Rosemere’s East Lancashire fund-raising co-ordinator Dan Hill, who led the appeal to raise what is half of the new unit’s build and furnishing costs, said: “When we launched the appeal on September 10th last year, we thought it would take us a good 12 months to raise the money.
“To achieve it in under 10 months is just fantastic.
“We’ve had tremendous support from all factions of the local community – businesses, Burnley Football Club, schools, service organisations, scout and other groups plus lots of individuals, who’ve taken on various sponsored activities to help us. It’s really been quite humbling and we are very grateful.”
East Lancashire Hospitals NHS Trust, which manages Burnley General Hospital, is paying the other half of the new unit’s bill and will also meet its day-to-day running costs.
There is a lot of documented medical research showing the environment in which cancer patients are treated can have a significant impact on outcome and those that receive treatment in centres designed specifically around their needs like the new Burnley unit tend to experience more positive resultsRosemere
In February this year, the Trust completed an outline business case, which was received by the NHS’ Institute for Innovation and Improvement.

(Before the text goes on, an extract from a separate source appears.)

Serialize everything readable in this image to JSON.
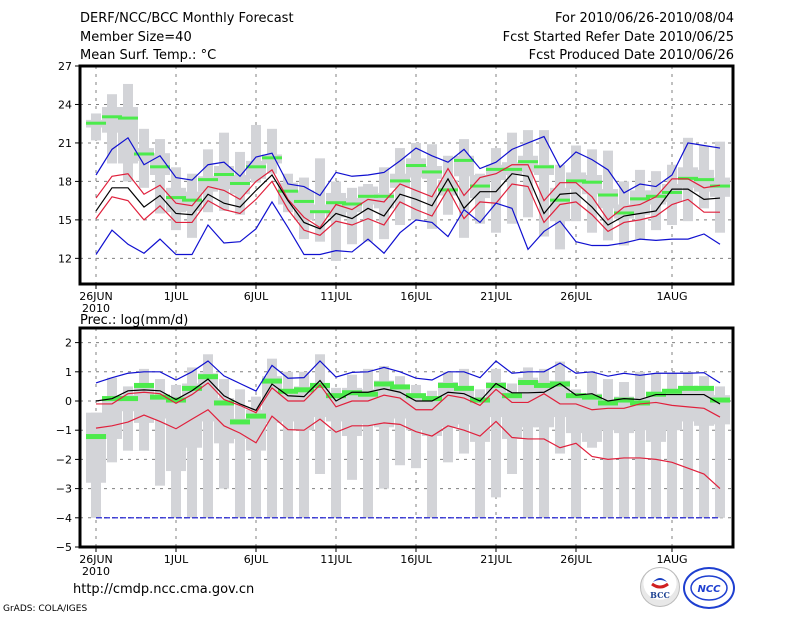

The business case sets out the Trust’s vision for the Burnley site, stipulating a cost of £15.6 million to complete Phase 8 development of the hospital’s Casterton Avenue complex – the final tranche of funds making up a £60 million investment at the hospital site over the past decade.
The NHSI’s formal ratification of the Phase 8 project is expected any day now and buoyed by the public’s interest in the new chemotherapy unit, hospital leaders have been able to re-look at original plans and re-work them so the new chemotherapy centre will now neighbour the hospital’s Breast Care Unit.
The Trust’s Business Manager for Cancer Services, Juliette Brookfield, explained: “We currently have a very good chemotherapy treatment centre at Burnley General Hospital, but our concern was that it was in danger of becoming too small to meet demand as there is no room for expansion.
“Having drafted plans for a bigger centre within the main hospital, we approached Rosemere with a bid for financial support so we could create not only something bigger but also a unit that was totally patient-focused and second to none in the country.
“Rosemere didn’t hesitate in coming forward with help and we are very grateful for the help it has delivered.
“In the meantime, the Trust awaits its Phase 8 development funding to be formally ratified by the NHSI but because of the changes within the hospital’s lay-out that this will enable, we saw an opportunity to site the new unit in a slightly larger space to that already earmarked for it.
“This area is next to the Breast Care Unit.
“For breast cancer patients, this will mean they will be able to have screening, consultations and any chemotherapy all within same area, which is obviously much more convenient as currently, to access these services, patients have to visit two different sites in different parts of the hospital and would have had to continue doing so under the original draft plans for the new chemotherapy unit.”
The wait for Phase 8’s ratification has meant a delay to work starting on the new chemotherapy unit.
While it was meant to begin just over a month ago (end of May), it is not now expected to start until the autumn.
But when complete, the re-worked new unit’s benefits are expected to far outweigh any inconvenience caused by the delay, not just for breast cancer patients but all those receiving chemotherapy treatment at the Burnley hospital.
The re-siting of the new chemotherapy unit will mean it will be part of a dedicated cancer care floor, creating greater privacy for all patients and their families, especially as it will keep the dedicated parking outlined in the original plans.
It will be even more spacious, enabling staff to create a calming, relaxed atmosphere that will be enhanced by natural light from windows with views to Pendle Hill.
Sue Thompson, Rosemere’s Chief Officer, said: “Although there has been a delay in the building of the new unit, the additional benefits it will bring should make up for it.
“There is a lot of documented medical research showing the environment in which cancer patients are treated can have a significant impact on outcome and those that receive treatment in centres designed specifically around their needs like the new Burnley unit tend to experience more positive results.”